In Brazil it is quite common to meet middle-aged couples who have been together since they were at school. Admirable, you might say – enviable even. No horrid break-ups to go through, no cringing jealousy to suffer, just a long solid slice of togetherness. Sweet. But hang on a minute – don’t they ever fantasize about sleeping with somebody else? Have they managed to shut their eyes to any tempting, sexy beings who pass their way? Or have they conditioned themselves to stop fancying other people, to think about something else, to have a cold shower and read some poetry?
It’s a funny world. Now we have realised that monogamy is a shibboleth of organised religion, a dictate of the church – a lie no less – why don’t we just put it all behind us and start having multiple partners? Well, some brave people tried that in the 1960s – open marriages they called it. Didn’t work. Why? Because somebody got jealous, somebody’s ego just couldn’t handle it. In the end open marriages became normal marriages again, only with somebody else. Our romantic love has to be focused on one person only. It just isn’t possible to love two people at the same time. Or is it?
When I was in my 20s (again), there was one unforgettable Christmas in Bradford when I found myself in the delightful and unrepeatable position of having three women on the go. Perhaps I was just a scoundrel, I don’t know. But one thing I do know is that I loved them all in my own way. If I had been forced to choose one it would have been very difficult. I was lucky, though. If a woman has several partners she gets labelled as loose – tarnished in some way. When a man does it he’s a stud, a kind of hero, someone to be envied. Funny that. Perhaps that goes back to the bible, too.

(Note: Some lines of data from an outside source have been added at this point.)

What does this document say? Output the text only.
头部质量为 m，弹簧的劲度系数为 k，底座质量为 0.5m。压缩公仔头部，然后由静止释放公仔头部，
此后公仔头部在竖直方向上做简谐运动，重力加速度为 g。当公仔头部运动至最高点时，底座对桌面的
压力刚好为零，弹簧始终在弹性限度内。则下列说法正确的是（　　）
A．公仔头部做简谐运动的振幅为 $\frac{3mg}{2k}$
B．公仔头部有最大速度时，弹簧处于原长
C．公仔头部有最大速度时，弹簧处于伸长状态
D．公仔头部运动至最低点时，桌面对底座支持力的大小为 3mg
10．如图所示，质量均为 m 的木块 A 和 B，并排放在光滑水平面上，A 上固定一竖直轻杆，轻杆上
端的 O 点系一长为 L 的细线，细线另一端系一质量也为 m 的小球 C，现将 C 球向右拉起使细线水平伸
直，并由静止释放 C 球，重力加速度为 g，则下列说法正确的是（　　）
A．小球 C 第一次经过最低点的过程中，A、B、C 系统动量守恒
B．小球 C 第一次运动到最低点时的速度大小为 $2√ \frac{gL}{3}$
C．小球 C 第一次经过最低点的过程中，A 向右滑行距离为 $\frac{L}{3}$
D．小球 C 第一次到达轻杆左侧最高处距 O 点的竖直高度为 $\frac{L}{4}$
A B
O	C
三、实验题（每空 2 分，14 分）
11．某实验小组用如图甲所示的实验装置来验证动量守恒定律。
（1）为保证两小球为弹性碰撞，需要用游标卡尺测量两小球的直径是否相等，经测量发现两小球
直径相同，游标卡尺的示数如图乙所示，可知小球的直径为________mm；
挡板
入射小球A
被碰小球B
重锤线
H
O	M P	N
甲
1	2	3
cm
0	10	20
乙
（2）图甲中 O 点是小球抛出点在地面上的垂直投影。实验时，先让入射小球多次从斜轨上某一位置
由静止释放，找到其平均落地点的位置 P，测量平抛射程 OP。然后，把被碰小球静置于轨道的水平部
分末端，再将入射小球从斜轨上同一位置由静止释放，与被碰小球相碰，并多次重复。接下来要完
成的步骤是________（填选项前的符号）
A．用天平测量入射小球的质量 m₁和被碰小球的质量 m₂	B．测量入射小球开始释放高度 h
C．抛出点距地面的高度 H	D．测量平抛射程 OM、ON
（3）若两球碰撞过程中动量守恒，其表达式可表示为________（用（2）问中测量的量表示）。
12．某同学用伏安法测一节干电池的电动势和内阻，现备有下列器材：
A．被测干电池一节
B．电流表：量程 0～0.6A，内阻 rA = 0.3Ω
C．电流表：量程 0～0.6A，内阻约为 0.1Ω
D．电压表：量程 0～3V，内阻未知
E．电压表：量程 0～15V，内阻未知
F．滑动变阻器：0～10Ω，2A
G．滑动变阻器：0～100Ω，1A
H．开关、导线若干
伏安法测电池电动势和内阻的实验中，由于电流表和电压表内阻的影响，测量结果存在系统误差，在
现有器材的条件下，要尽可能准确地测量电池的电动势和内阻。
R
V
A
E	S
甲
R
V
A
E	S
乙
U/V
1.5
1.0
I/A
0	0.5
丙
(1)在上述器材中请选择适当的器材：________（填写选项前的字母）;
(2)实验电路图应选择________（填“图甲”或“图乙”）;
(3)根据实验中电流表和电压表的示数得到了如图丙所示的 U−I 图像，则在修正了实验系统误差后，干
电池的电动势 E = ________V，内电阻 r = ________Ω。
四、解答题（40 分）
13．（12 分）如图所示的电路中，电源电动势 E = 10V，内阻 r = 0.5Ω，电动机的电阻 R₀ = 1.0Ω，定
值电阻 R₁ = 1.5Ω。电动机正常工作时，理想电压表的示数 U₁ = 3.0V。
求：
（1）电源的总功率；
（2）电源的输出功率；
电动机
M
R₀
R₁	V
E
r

Of course, when you get older you have children and then you are responsible for a family; the goalposts have changed. The family is something sacred, hallowed turf from which it is scandalous and disreputable to stray. But that’s only because we accept it as such. There is nothing “natural” about the family unit because there is nothing natural about modern society. Indeed, the family unit can be seen as an incredibly conservative institution, something that fits nicely with the individualism and materialism which prop up capitalism. Perhaps that is something we just have to live with “for the sake of the children”. Nobody wants to be the first to start a revolution, or try another open marriage.
So, the greatest challenge in life – fidelity – is one we just have to accept, along with rotting teeth. We have to constantly stop and check ourselves from going a step too far with someone we fancy because we are married or “spoken for”. When we, the faithful, get to the end of our lives, I hope we can look back with great pride and self-righteousness; I hope we will say “we didn’t succumb to temptation, we didn’t give in”.
The former Poet Laureate, Sir John Betjeman, was asked near the end of his life if he regretted anything. “Not enough sex”, he said. As he had been married and had several lovers in his time, I suppose he meant “not enough sex with different people”. You see, love and sex are wonderful things, but there’s just not enough of them in our lives.
“Speak for yourself” I hear you say. Well, in writing this I seem to have learned at least two things about myself: 1) I fall in love too easily; 2) I’m a coward.